My first instinct was probably the same as yours.
I wanted to reach out, to hold the Humboldt Broncos tight, both the victims and their loved ones. I just wanted to sit in silence, to listen and to share. And to say the only three words that have ever mattered as much as life itself: I love you.
I sat staring at the one and only photograph of the accident scene, the shockingly blue sky and the carnage. Then I saw the team photo. I hoped that locks of their golden playoff hair could be kept. It would be nice if you could be certain of the hair, that beautiful, scented memory. If you could know that that was your young man.
Because of the 1986 Swift Current Broncos tragedy, I know that three decades from now, details will eventually help with acceptance, but that understanding will take some time.
But it will happen. Great joys make us love the world. Great sadness makes us understand the world.
On December 30, 1986, Leesa Culp was 21-years-old and driving from B.C. back to Moose Jaw, Sask. in a vehicle travelling just behind the Swift Current Broncos’ team bus when she witnessed the accident.
She was the first person on the scene.
Although she did not know it at the time, it was the hand of Trent Kresse she held as he died. Trent was one of four Swift Current players who perished that day. When help arrived, Leesa left the scene. In 2007, Leesa sought out Swift Current broadcaster, Brian Costello.
She asked him: “Tell me about the dying boy whose hand I held. I don’t even know his name.”
That conversation spawned the book, Sudden Death: The Incredible Saga of the 1986 Swift Current Broncos. One of the stories in the book is about RCMP corporal Bob Harriman, the first to respond to the crash in ’86. Bob arrived knowing one of the players on the bus, Bob Wilkie, was billeting with his family. You can imagine the terror. Bob Wilkie survived. Trent Kresse, Scotty Kruger, Chris Mantyka and Brent Ruff did not.
For 15 years from 1971-86, my father Ron worked for the RCMP as a dispatcher in Red Deer, Alta. as a civilian member of the force. When a crash occurred, Dad would work with RCMP officers on the highways to organize other first responders, such as air ambulance, and call for support.

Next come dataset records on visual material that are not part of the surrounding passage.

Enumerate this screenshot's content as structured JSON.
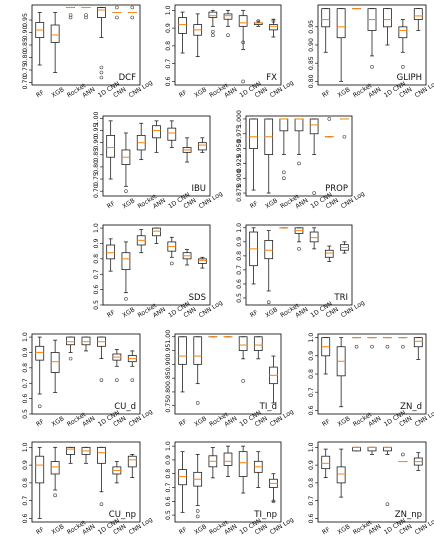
{
  "figure": {
    "categories": [
      "RF",
      "XGB",
      "Rocket",
      "ANN",
      "1D CNN",
      "CNN",
      "CNN Log"
    ],
    "colors": {
      "median": "#ff8c1a",
      "box": "#222222",
      "flier": "#444444"
    }
  },
  "chart_data": [
    {
      "type": "box",
      "title": "DCF",
      "ylim": [
        0.69,
        1.01
      ],
      "ticks": [
        0.7,
        0.75,
        0.8,
        0.85,
        0.9,
        0.95
      ],
      "boxes": [
        {
          "min": 0.77,
          "q1": 0.88,
          "med": 0.91,
          "q3": 0.94,
          "max": 0.98,
          "fliers": []
        },
        {
          "min": 0.74,
          "q1": 0.86,
          "med": 0.89,
          "q3": 0.93,
          "max": 0.98,
          "fliers": []
        },
        {
          "min": 1.0,
          "q1": 1.0,
          "med": 1.0,
          "q3": 1.0,
          "max": 1.0,
          "fliers": [
            0.97,
            0.96
          ]
        },
        {
          "min": 1.0,
          "q1": 1.0,
          "med": 1.0,
          "q3": 1.0,
          "max": 1.0,
          "fliers": [
            0.97,
            0.96
          ]
        },
        {
          "min": 0.88,
          "q1": 0.96,
          "med": 0.99,
          "q3": 1.0,
          "max": 1.0,
          "fliers": [
            0.76,
            0.74,
            0.72
          ]
        },
        {
          "min": 0.98,
          "q1": 0.98,
          "med": 0.98,
          "q3": 0.98,
          "max": 0.98,
          "fliers": [
            1.0,
            0.96
          ]
        },
        {
          "min": 0.98,
          "q1": 0.98,
          "med": 0.98,
          "q3": 0.98,
          "max": 0.98,
          "fliers": [
            1.0,
            0.96
          ]
        }
      ]
    },
    {
      "type": "box",
      "title": "FX",
      "ylim": [
        0.58,
        1.03
      ],
      "ticks": [
        0.6,
        0.7,
        0.8,
        0.9,
        1.0
      ],
      "boxes": [
        {
          "min": 0.76,
          "q1": 0.87,
          "med": 0.92,
          "q3": 0.96,
          "max": 0.99,
          "fliers": []
        },
        {
          "min": 0.74,
          "q1": 0.86,
          "med": 0.89,
          "q3": 0.92,
          "max": 0.98,
          "fliers": []
        },
        {
          "min": 0.91,
          "q1": 0.96,
          "med": 0.97,
          "q3": 0.99,
          "max": 1.0,
          "fliers": [
            0.86,
            0.88
          ]
        },
        {
          "min": 0.91,
          "q1": 0.95,
          "med": 0.97,
          "q3": 0.98,
          "max": 1.0,
          "fliers": [
            0.86
          ]
        },
        {
          "min": 0.78,
          "q1": 0.91,
          "med": 0.93,
          "q3": 0.97,
          "max": 1.0,
          "fliers": [
            0.6,
            0.82
          ]
        },
        {
          "min": 0.91,
          "q1": 0.92,
          "med": 0.93,
          "q3": 0.93,
          "max": 0.94,
          "fliers": [
            0.94
          ]
        },
        {
          "min": 0.85,
          "q1": 0.89,
          "med": 0.91,
          "q3": 0.92,
          "max": 0.95,
          "fliers": [
            0.94
          ]
        }
      ]
    },
    {
      "type": "box",
      "title": "GLIPH",
      "ylim": [
        0.79,
        1.01
      ],
      "ticks": [
        0.8,
        0.85,
        0.9,
        0.95
      ],
      "boxes": [
        {
          "min": 0.88,
          "q1": 0.95,
          "med": 0.97,
          "q3": 1.0,
          "max": 1.0,
          "fliers": []
        },
        {
          "min": 0.8,
          "q1": 0.92,
          "med": 0.95,
          "q3": 1.0,
          "max": 1.0,
          "fliers": []
        },
        {
          "min": 1.0,
          "q1": 1.0,
          "med": 1.0,
          "q3": 1.0,
          "max": 1.0,
          "fliers": []
        },
        {
          "min": 0.87,
          "q1": 0.94,
          "med": 0.97,
          "q3": 1.0,
          "max": 1.0,
          "fliers": [
            0.84
          ]
        },
        {
          "min": 0.9,
          "q1": 0.95,
          "med": 0.97,
          "q3": 1.0,
          "max": 1.0,
          "fliers": []
        },
        {
          "min": 0.88,
          "q1": 0.92,
          "med": 0.94,
          "q3": 0.95,
          "max": 0.97,
          "fliers": [
            0.84
          ]
        },
        {
          "min": 0.94,
          "q1": 0.97,
          "med": 0.98,
          "q3": 1.0,
          "max": 1.0,
          "fliers": []
        }
      ]
    },
    {
      "type": "box",
      "title": "IBU",
      "ylim": [
        0.68,
        1.01
      ],
      "ticks": [
        0.7,
        0.75,
        0.8,
        0.85,
        0.9,
        0.95,
        1.0
      ],
      "boxes": [
        {
          "min": 0.75,
          "q1": 0.84,
          "med": 0.88,
          "q3": 0.93,
          "max": 0.99,
          "fliers": []
        },
        {
          "min": 0.72,
          "q1": 0.81,
          "med": 0.84,
          "q3": 0.87,
          "max": 0.94,
          "fliers": [
            0.7
          ]
        },
        {
          "min": 0.83,
          "q1": 0.87,
          "med": 0.9,
          "q3": 0.93,
          "max": 0.98,
          "fliers": []
        },
        {
          "min": 0.86,
          "q1": 0.92,
          "med": 0.95,
          "q3": 0.97,
          "max": 0.99,
          "fliers": []
        },
        {
          "min": 0.88,
          "q1": 0.91,
          "med": 0.94,
          "q3": 0.96,
          "max": 0.99,
          "fliers": []
        },
        {
          "min": 0.82,
          "q1": 0.86,
          "med": 0.87,
          "q3": 0.88,
          "max": 0.92,
          "fliers": []
        },
        {
          "min": 0.86,
          "q1": 0.87,
          "med": 0.89,
          "q3": 0.9,
          "max": 0.92,
          "fliers": []
        }
      ]
    },
    {
      "type": "box",
      "title": "PROP",
      "ylim": [
        0.87,
        1.005
      ],
      "ticks": [
        0.875,
        0.9,
        0.925,
        0.95,
        0.975,
        1.0
      ],
      "boxes": [
        {
          "min": 0.88,
          "q1": 0.95,
          "med": 0.97,
          "q3": 1.0,
          "max": 1.0,
          "fliers": []
        },
        {
          "min": 0.875,
          "q1": 0.94,
          "med": 0.97,
          "q3": 1.0,
          "max": 1.0,
          "fliers": []
        },
        {
          "min": 0.94,
          "q1": 0.98,
          "med": 1.0,
          "q3": 1.0,
          "max": 1.0,
          "fliers": [
            0.91,
            0.9
          ]
        },
        {
          "min": 0.94,
          "q1": 0.98,
          "med": 1.0,
          "q3": 1.0,
          "max": 1.0,
          "fliers": [
            0.925
          ]
        },
        {
          "min": 0.94,
          "q1": 0.975,
          "med": 0.99,
          "q3": 1.0,
          "max": 1.0,
          "fliers": [
            0.875
          ]
        },
        {
          "min": 0.97,
          "q1": 0.97,
          "med": 0.97,
          "q3": 0.97,
          "max": 0.97,
          "fliers": [
            1.0
          ]
        },
        {
          "min": 1.0,
          "q1": 1.0,
          "med": 1.0,
          "q3": 1.0,
          "max": 1.0,
          "fliers": [
            0.97
          ]
        }
      ]
    },
    {
      "type": "box",
      "title": "SDS",
      "ylim": [
        0.5,
        1.02
      ],
      "ticks": [
        0.5,
        0.6,
        0.7,
        0.8,
        0.9,
        1.0
      ],
      "boxes": [
        {
          "min": 0.72,
          "q1": 0.8,
          "med": 0.84,
          "q3": 0.89,
          "max": 0.93,
          "fliers": []
        },
        {
          "min": 0.58,
          "q1": 0.73,
          "med": 0.8,
          "q3": 0.84,
          "max": 0.91,
          "fliers": [
            0.54
          ]
        },
        {
          "min": 0.84,
          "q1": 0.89,
          "med": 0.92,
          "q3": 0.95,
          "max": 0.99,
          "fliers": []
        },
        {
          "min": 0.9,
          "q1": 0.95,
          "med": 0.98,
          "q3": 1.0,
          "max": 1.0,
          "fliers": []
        },
        {
          "min": 0.81,
          "q1": 0.85,
          "med": 0.88,
          "q3": 0.91,
          "max": 0.94,
          "fliers": [
            0.77
          ]
        },
        {
          "min": 0.76,
          "q1": 0.8,
          "med": 0.82,
          "q3": 0.84,
          "max": 0.86,
          "fliers": []
        },
        {
          "min": 0.74,
          "q1": 0.77,
          "med": 0.79,
          "q3": 0.8,
          "max": 0.81,
          "fliers": []
        }
      ]
    },
    {
      "type": "box",
      "title": "TRI",
      "ylim": [
        0.45,
        1.02
      ],
      "ticks": [
        0.5,
        0.6,
        0.7,
        0.8,
        0.9,
        1.0
      ],
      "boxes": [
        {
          "min": 0.6,
          "q1": 0.73,
          "med": 0.85,
          "q3": 0.97,
          "max": 1.0,
          "fliers": []
        },
        {
          "min": 0.55,
          "q1": 0.78,
          "med": 0.84,
          "q3": 0.91,
          "max": 0.98,
          "fliers": [
            0.47
          ]
        },
        {
          "min": 1.0,
          "q1": 1.0,
          "med": 1.0,
          "q3": 1.0,
          "max": 1.0,
          "fliers": []
        },
        {
          "min": 0.9,
          "q1": 0.96,
          "med": 0.98,
          "q3": 1.0,
          "max": 1.0,
          "fliers": [
            0.85
          ]
        },
        {
          "min": 0.85,
          "q1": 0.9,
          "med": 0.93,
          "q3": 0.97,
          "max": 1.0,
          "fliers": []
        },
        {
          "min": 0.76,
          "q1": 0.79,
          "med": 0.82,
          "q3": 0.84,
          "max": 0.87,
          "fliers": []
        },
        {
          "min": 0.82,
          "q1": 0.84,
          "med": 0.86,
          "q3": 0.88,
          "max": 0.9,
          "fliers": []
        }
      ]
    },
    {
      "type": "box",
      "title": "CU_d",
      "ylim": [
        0.5,
        1.02
      ],
      "ticks": [
        0.5,
        0.6,
        0.7,
        0.8,
        0.9,
        1.0
      ],
      "boxes": [
        {
          "min": 0.63,
          "q1": 0.85,
          "med": 0.9,
          "q3": 0.94,
          "max": 1.0,
          "fliers": [
            0.55
          ]
        },
        {
          "min": 0.64,
          "q1": 0.77,
          "med": 0.84,
          "q3": 0.9,
          "max": 0.98,
          "fliers": []
        },
        {
          "min": 0.9,
          "q1": 0.95,
          "med": 0.97,
          "q3": 1.0,
          "max": 1.0,
          "fliers": [
            0.86
          ]
        },
        {
          "min": 0.91,
          "q1": 0.95,
          "med": 0.97,
          "q3": 1.0,
          "max": 1.0,
          "fliers": []
        },
        {
          "min": 0.86,
          "q1": 0.94,
          "med": 0.97,
          "q3": 1.0,
          "max": 1.0,
          "fliers": [
            0.72
          ]
        },
        {
          "min": 0.81,
          "q1": 0.85,
          "med": 0.87,
          "q3": 0.89,
          "max": 0.92,
          "fliers": [
            0.72
          ]
        },
        {
          "min": 0.81,
          "q1": 0.84,
          "med": 0.86,
          "q3": 0.88,
          "max": 0.91,
          "fliers": [
            0.72
          ]
        }
      ]
    },
    {
      "type": "box",
      "title": "TI_d",
      "ylim": [
        0.72,
        1.01
      ],
      "ticks": [
        0.75,
        0.8,
        0.85,
        0.9,
        0.95,
        1.0
      ],
      "boxes": [
        {
          "min": 0.8,
          "q1": 0.9,
          "med": 0.93,
          "q3": 1.0,
          "max": 1.0,
          "fliers": []
        },
        {
          "min": 0.83,
          "q1": 0.9,
          "med": 0.93,
          "q3": 1.0,
          "max": 1.0,
          "fliers": [
            0.76
          ]
        },
        {
          "min": 1.0,
          "q1": 1.0,
          "med": 1.0,
          "q3": 1.0,
          "max": 1.0,
          "fliers": []
        },
        {
          "min": 1.0,
          "q1": 1.0,
          "med": 1.0,
          "q3": 1.0,
          "max": 1.0,
          "fliers": []
        },
        {
          "min": 0.92,
          "q1": 0.95,
          "med": 0.97,
          "q3": 1.0,
          "max": 1.0,
          "fliers": [
            0.84
          ]
        },
        {
          "min": 0.92,
          "q1": 0.95,
          "med": 0.97,
          "q3": 1.0,
          "max": 1.0,
          "fliers": []
        },
        {
          "min": 0.76,
          "q1": 0.83,
          "med": 0.86,
          "q3": 0.89,
          "max": 0.93,
          "fliers": []
        }
      ]
    },
    {
      "type": "box",
      "title": "ZN_d",
      "ylim": [
        0.58,
        1.02
      ],
      "ticks": [
        0.6,
        0.7,
        0.8,
        0.9,
        1.0
      ],
      "boxes": [
        {
          "min": 0.8,
          "q1": 0.9,
          "med": 0.95,
          "q3": 1.0,
          "max": 1.0,
          "fliers": []
        },
        {
          "min": 0.62,
          "q1": 0.79,
          "med": 0.87,
          "q3": 0.95,
          "max": 1.0,
          "fliers": []
        },
        {
          "min": 1.0,
          "q1": 1.0,
          "med": 1.0,
          "q3": 1.0,
          "max": 1.0,
          "fliers": [
            0.95
          ]
        },
        {
          "min": 1.0,
          "q1": 1.0,
          "med": 1.0,
          "q3": 1.0,
          "max": 1.0,
          "fliers": [
            0.95
          ]
        },
        {
          "min": 1.0,
          "q1": 1.0,
          "med": 1.0,
          "q3": 1.0,
          "max": 1.0,
          "fliers": [
            0.95
          ]
        },
        {
          "min": 1.0,
          "q1": 1.0,
          "med": 1.0,
          "q3": 1.0,
          "max": 1.0,
          "fliers": [
            0.95
          ]
        },
        {
          "min": 0.88,
          "q1": 0.95,
          "med": 0.98,
          "q3": 1.0,
          "max": 1.0,
          "fliers": []
        }
      ]
    },
    {
      "type": "box",
      "title": "CU_np",
      "ylim": [
        0.58,
        1.03
      ],
      "ticks": [
        0.6,
        0.7,
        0.8,
        0.9,
        1.0
      ],
      "boxes": [
        {
          "min": 0.6,
          "q1": 0.8,
          "med": 0.9,
          "q3": 0.95,
          "max": 1.0,
          "fliers": []
        },
        {
          "min": 0.76,
          "q1": 0.85,
          "med": 0.89,
          "q3": 0.92,
          "max": 1.0,
          "fliers": [
            0.73
          ]
        },
        {
          "min": 0.91,
          "q1": 0.96,
          "med": 0.99,
          "q3": 1.0,
          "max": 1.0,
          "fliers": []
        },
        {
          "min": 0.91,
          "q1": 0.96,
          "med": 0.98,
          "q3": 1.0,
          "max": 1.0,
          "fliers": []
        },
        {
          "min": 0.75,
          "q1": 0.91,
          "med": 0.97,
          "q3": 1.0,
          "max": 1.0,
          "fliers": [
            0.68
          ]
        },
        {
          "min": 0.8,
          "q1": 0.85,
          "med": 0.87,
          "q3": 0.89,
          "max": 0.92,
          "fliers": []
        },
        {
          "min": 0.83,
          "q1": 0.89,
          "med": 0.93,
          "q3": 0.95,
          "max": 0.96,
          "fliers": []
        }
      ]
    },
    {
      "type": "box",
      "title": "TI_np",
      "ylim": [
        0.45,
        1.03
      ],
      "ticks": [
        0.5,
        0.6,
        0.7,
        0.8,
        0.9,
        1.0
      ],
      "boxes": [
        {
          "min": 0.52,
          "q1": 0.72,
          "med": 0.78,
          "q3": 0.83,
          "max": 0.96,
          "fliers": []
        },
        {
          "min": 0.57,
          "q1": 0.71,
          "med": 0.76,
          "q3": 0.81,
          "max": 0.94,
          "fliers": [
            0.49,
            0.53
          ]
        },
        {
          "min": 0.77,
          "q1": 0.85,
          "med": 0.89,
          "q3": 0.93,
          "max": 0.99,
          "fliers": []
        },
        {
          "min": 0.78,
          "q1": 0.86,
          "med": 0.89,
          "q3": 0.95,
          "max": 1.0,
          "fliers": []
        },
        {
          "min": 0.66,
          "q1": 0.78,
          "med": 0.88,
          "q3": 0.96,
          "max": 1.0,
          "fliers": []
        },
        {
          "min": 0.7,
          "q1": 0.81,
          "med": 0.85,
          "q3": 0.89,
          "max": 0.96,
          "fliers": []
        },
        {
          "min": 0.6,
          "q1": 0.7,
          "med": 0.73,
          "q3": 0.76,
          "max": 0.8,
          "fliers": [
            0.6
          ]
        }
      ]
    },
    {
      "type": "box",
      "title": "ZN_np",
      "ylim": [
        0.58,
        1.03
      ],
      "ticks": [
        0.6,
        0.7,
        0.8,
        0.9,
        1.0
      ],
      "boxes": [
        {
          "min": 0.83,
          "q1": 0.88,
          "med": 0.91,
          "q3": 0.95,
          "max": 0.99,
          "fliers": []
        },
        {
          "min": 0.72,
          "q1": 0.8,
          "med": 0.85,
          "q3": 0.89,
          "max": 0.99,
          "fliers": []
        },
        {
          "min": 0.98,
          "q1": 0.98,
          "med": 1.0,
          "q3": 1.0,
          "max": 1.0,
          "fliers": []
        },
        {
          "min": 0.96,
          "q1": 0.98,
          "med": 1.0,
          "q3": 1.0,
          "max": 1.0,
          "fliers": []
        },
        {
          "min": 0.96,
          "q1": 0.98,
          "med": 1.0,
          "q3": 1.0,
          "max": 1.0,
          "fliers": [
            0.68
          ]
        },
        {
          "min": 0.92,
          "q1": 0.92,
          "med": 0.92,
          "q3": 0.92,
          "max": 0.92,
          "fliers": [
            0.96
          ]
        },
        {
          "min": 0.87,
          "q1": 0.9,
          "med": 0.92,
          "q3": 0.94,
          "max": 0.97,
          "fliers": []
        }
      ]
    }
  ]
}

One night in Killam, Dad and a lone officer dealt with a two-vehicle collision in which six people died and three others were injured. I recall the RCMP officer telling me how wonderful Dad was in the crisis. I was so proud of my father, and tried to imagine him quarterbacking the situation. On buses, victims often have identification in bags stored overhead or below the seat. When there is no identification on the person, it is a traumatic and confusing time. My heart also goes out to those who were at the scene near Tisdale. We can never thank you enough.
At the same time that Dad was working for the rural detachment of the RCMP, I was the junior hockey host and analyst for the Alberta Junior Hockey League’s Red Deer Rustlers. On the team bus, as we rolled up and down Highway 2, I would stare out the window at the lights of farm homes and wonder if the folks living inside ever listened to our broadcasts. About an hour outside of Red Deer, I figured our radio signal was too weak to reach those houses, so I thought: “Boy, the folks on Hockey Night in Canada are lucky. Their show reaches everywhere!”
The players on that bus peered out the window at their dream, while I was seeking mine. When I fly on dark and cold winter nights for our Sunday show, Rogers Hometown Hockey, I find myself looking down at the farm lights and recalling those trips and that dream. After the games we would go to great burger joints, like Peter’s Drive-In in Calgary, or the Saratoga Diner in Edmonton. On the ride home, I would stand in the wheel well by the front door next to our driver, Cliff, and chat with coach Wynne Dempster.
On Saturday, I listened to Tom Straschnitzki the father of Humboldt defenceman Ryan, speaking on CBC from his Airdrie home. When asked what he would say to Ryan when he got to the hospital, Tom said: “I will not say a word. I am going to hug him until he says to get off.”
When news broke about the accident in Humboldt, everyone headed for the rink. Canada itself is an endless arena. It houses our stores of energy and hope. That’s where we first went upon hearing the news and it is where we will gather to remember.
There is nothing stronger than our capacity for regeneration. I hope those locks of golden hair are preserved. With that hair one can feel the intimacy of a team and its extended family.
And it can allow you say to your man what I am saying to you now: I love you.